Dr Sabina Lawreniuk
Principal Investigator

Sabina is a Principal Research Fellow in the School of Geography at the University of Nottingham and current holder of a UKRI Future Leaders Fellowship (2022–2026). She works on the promotion of workers’ rights and women's rights in the global garment and footwear industry, with a long-term area focus on the political economy of Cambodia. Her past projects include work exploring women’s trade union representation (funded by a Leverhulme Early Career Fellowship 2017–2020), COVID-19 impacts (funded by the UK’s Global Challenges Research Fund 2020–2022) and climate change (funded by the British Academy 2021–2022) in Cambodia’s garment industry. Sabina is project lead for our research sites in Cambodia and the UK. For updates follow her on Twitter @SabinaLawreniuk.


Dr Katharina Grueneisl
Research Fellow

Katharina is an urban and economic geographer and postdoctoral research fellow in the School of Geography at the University of Nottingham. Her research examines urban transformations, relations of work, and economies of circulation, with a focus on the garment and used clothing economy in Tunisia and Jordan. Katharina is project lead for our research sites in Jordan.
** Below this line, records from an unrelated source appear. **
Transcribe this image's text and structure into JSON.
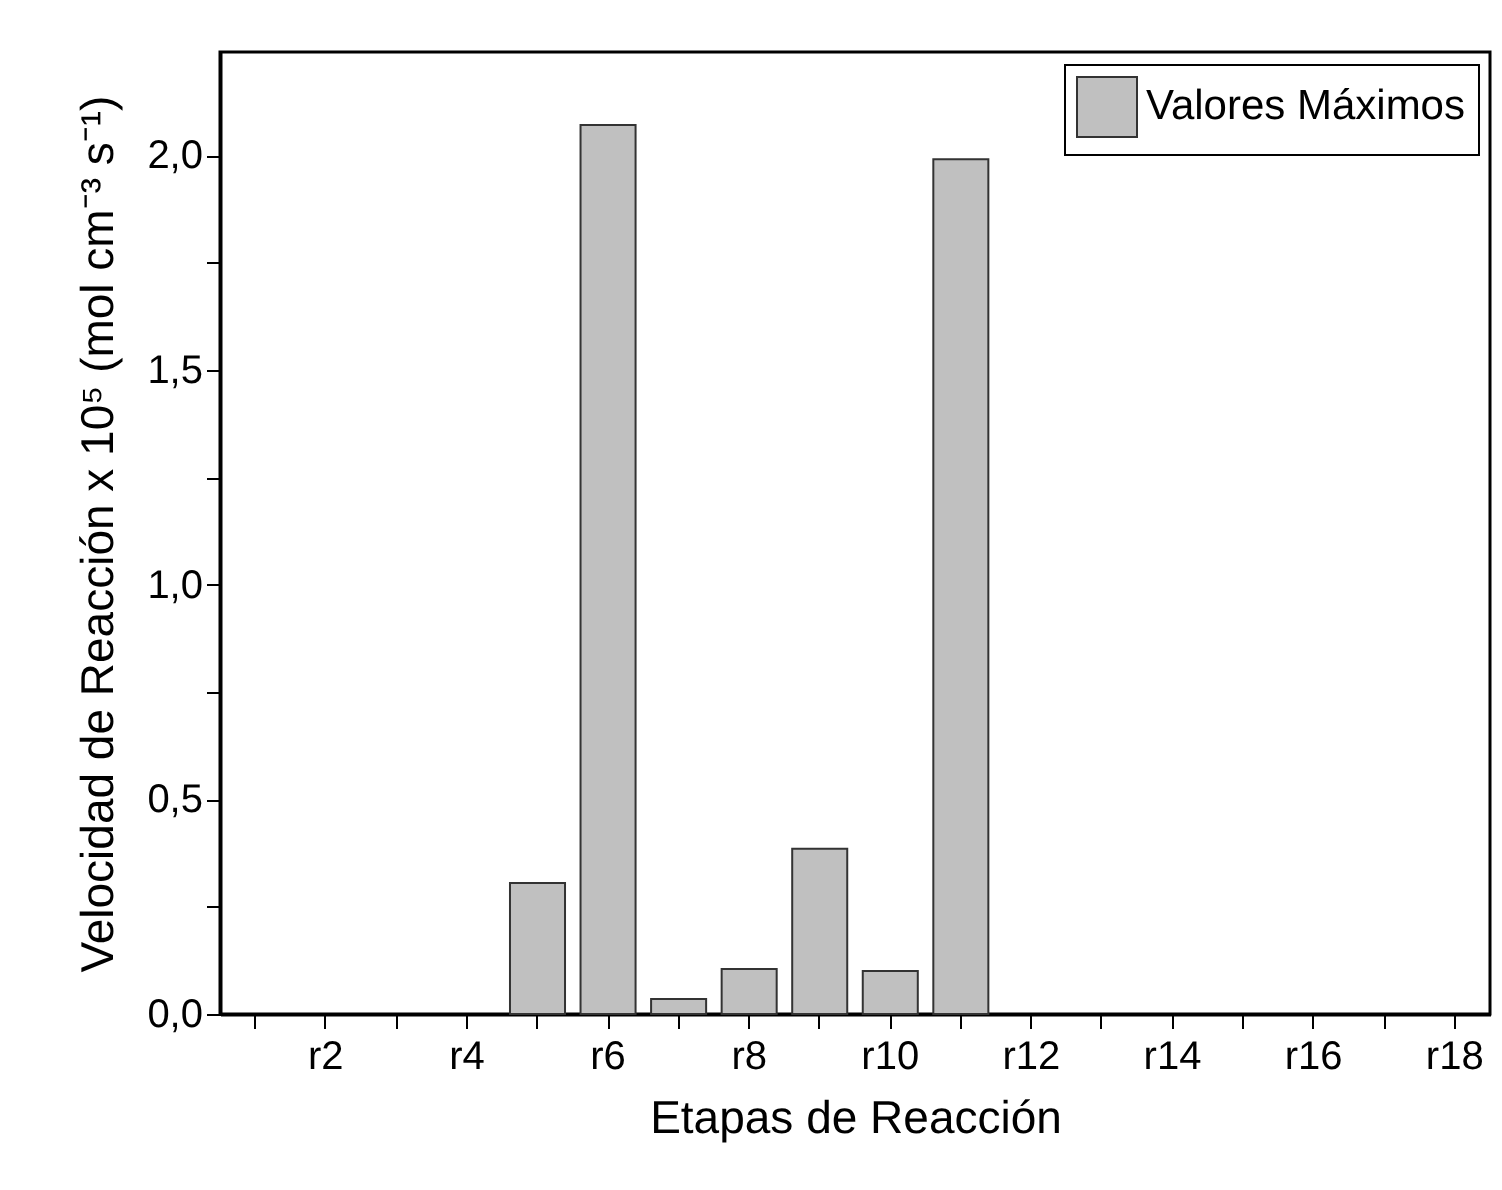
{
  "chart_data": {
    "type": "bar",
    "xlabel": "Etapas de Reacción",
    "ylabel": "Velocidad de Reacción x 10⁵ (mol cm⁻³ s⁻¹)",
    "categories": [
      null,
      "r2",
      null,
      "r4",
      null,
      "r6",
      null,
      "r8",
      null,
      "r10",
      null,
      "r12",
      null,
      "r14",
      null,
      "r16",
      null,
      "r18"
    ],
    "series": [
      {
        "name": "Valores Máximos",
        "color": "#c0c0c0",
        "values": [
          null,
          null,
          null,
          null,
          0.305,
          2.07,
          0.035,
          0.105,
          0.385,
          0.1,
          1.99,
          null,
          null,
          null,
          null,
          null,
          null,
          null
        ]
      }
    ],
    "ylim": [
      0,
      2.24
    ],
    "yticks": [
      {
        "value": 0,
        "label": "0,0"
      },
      {
        "value": 0.25,
        "label": null
      },
      {
        "value": 0.5,
        "label": "0,5"
      },
      {
        "value": 0.75,
        "label": null
      },
      {
        "value": 1,
        "label": "1,0"
      },
      {
        "value": 1.25,
        "label": null
      },
      {
        "value": 1.5,
        "label": "1,5"
      },
      {
        "value": 1.75,
        "label": null
      },
      {
        "value": 2,
        "label": "2,0"
      }
    ],
    "legend": "top right",
    "grid": false
  }
}
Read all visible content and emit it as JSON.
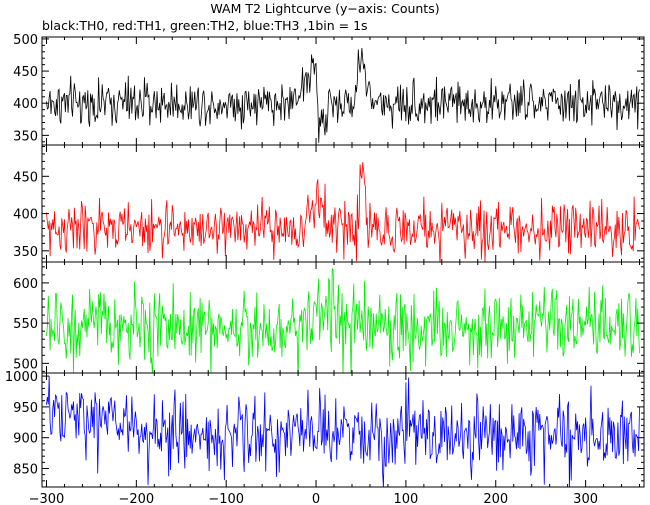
{
  "chart_data": {
    "type": "line",
    "title": "WAM T2 Lightcurve (y−axis: Counts)",
    "subtitle": "black:TH0, red:TH1, green:TH2, blue:TH3 ,1bin = 1s",
    "xlabel": "",
    "ylabel": "",
    "xlim": [
      -305,
      365
    ],
    "x_ticks": [
      -300,
      -200,
      -100,
      0,
      100,
      200,
      300
    ],
    "x_tick_labels": [
      "−300",
      "−200",
      "−100",
      "0",
      "100",
      "200",
      "300"
    ],
    "bin_seconds": 1,
    "panels": [
      {
        "name": "TH0",
        "color": "#000000",
        "ylim": [
          335,
          503
        ],
        "y_ticks": [
          350,
          400,
          450,
          500
        ],
        "y_tick_labels": [
          "350",
          "400",
          "450",
          "500"
        ],
        "baseline": 400,
        "noise_sd": 17,
        "features": [
          {
            "type": "ramp",
            "x_start": -25,
            "x_end": 0,
            "level_start": 410,
            "level_end": 460
          },
          {
            "type": "drop",
            "x_start": 2,
            "x_end": 12,
            "level": 370
          },
          {
            "type": "peak",
            "x_start": 42,
            "x_end": 62,
            "peak_x": 50,
            "peak_level": 480
          }
        ]
      },
      {
        "name": "TH1",
        "color": "#ff0000",
        "ylim": [
          335,
          492
        ],
        "y_ticks": [
          350,
          400,
          450
        ],
        "y_tick_labels": [
          "350",
          "400",
          "450"
        ],
        "baseline": 380,
        "noise_sd": 17,
        "features": [
          {
            "type": "ramp",
            "x_start": -10,
            "x_end": 10,
            "level_start": 390,
            "level_end": 425
          },
          {
            "type": "peak",
            "x_start": 45,
            "x_end": 58,
            "peak_x": 52,
            "peak_level": 470
          }
        ]
      },
      {
        "name": "TH2",
        "color": "#00ee00",
        "ylim": [
          488,
          626
        ],
        "y_ticks": [
          500,
          550,
          600
        ],
        "y_tick_labels": [
          "500",
          "550",
          "600"
        ],
        "baseline": 545,
        "noise_sd": 23,
        "features": [
          {
            "type": "ramp",
            "x_start": -20,
            "x_end": 25,
            "level_start": 555,
            "level_end": 570
          }
        ]
      },
      {
        "name": "TH3",
        "color": "#0000ff",
        "ylim": [
          820,
          1005
        ],
        "y_ticks": [
          850,
          900,
          950,
          1000
        ],
        "y_tick_labels": [
          "850",
          "900",
          "950",
          "1000"
        ],
        "baseline": 905,
        "noise_sd": 30,
        "features": [
          {
            "type": "ramp",
            "x_start": -300,
            "x_end": -200,
            "level_start": 935,
            "level_end": 925
          }
        ]
      }
    ]
  }
}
For updates follow her on Twitter @katharinagrneis.


Dr Olivia Howland
Research Fellow

Olivia is an anthropologist and an artist specialising in visual methodologies, gender, and health related fields. Her work in Kenya and Tanzania has covered livelihoods, indigenous medicines, informal alcohol brewing, WASH and One Health. Olivia uses and explores novel and visual methods in her work, which is primarily ethnographically informed, as well as working with transdisciplinary study design and reflexive techniques. Olivia is project lead for our research sites in Ethiopia. 

Prof Nikolaus Hammer
Co-Investigator

Nik is Professor in Work and Employment in the University of Leicester School of Business. He also is a CoI in a leading global network on globalisation and work (crimt.org). Nik’s research focuses on work and employment in global value chains. He has led a key research project on supply chain relations and working conditions in UK garment manufacturing (funded through the Ethical Trading Initiative). Nik regularly engages with government bodies as well as national and international media on the fashion value chain. His current research examines the enforcement of minimum labour standards in the apparel value chain. 

Gráinne Fay
PhD Candidate

Gráinne is a PhD candidate in the School of Geography at the University of Nottingham. Focusing on labour justice, her research looks at occupational health and safety in Cambodia’s garment industry. Using feminist approaches to political economy and political ecology, her work makes visible the intimacy of violence embedded in global supply chains.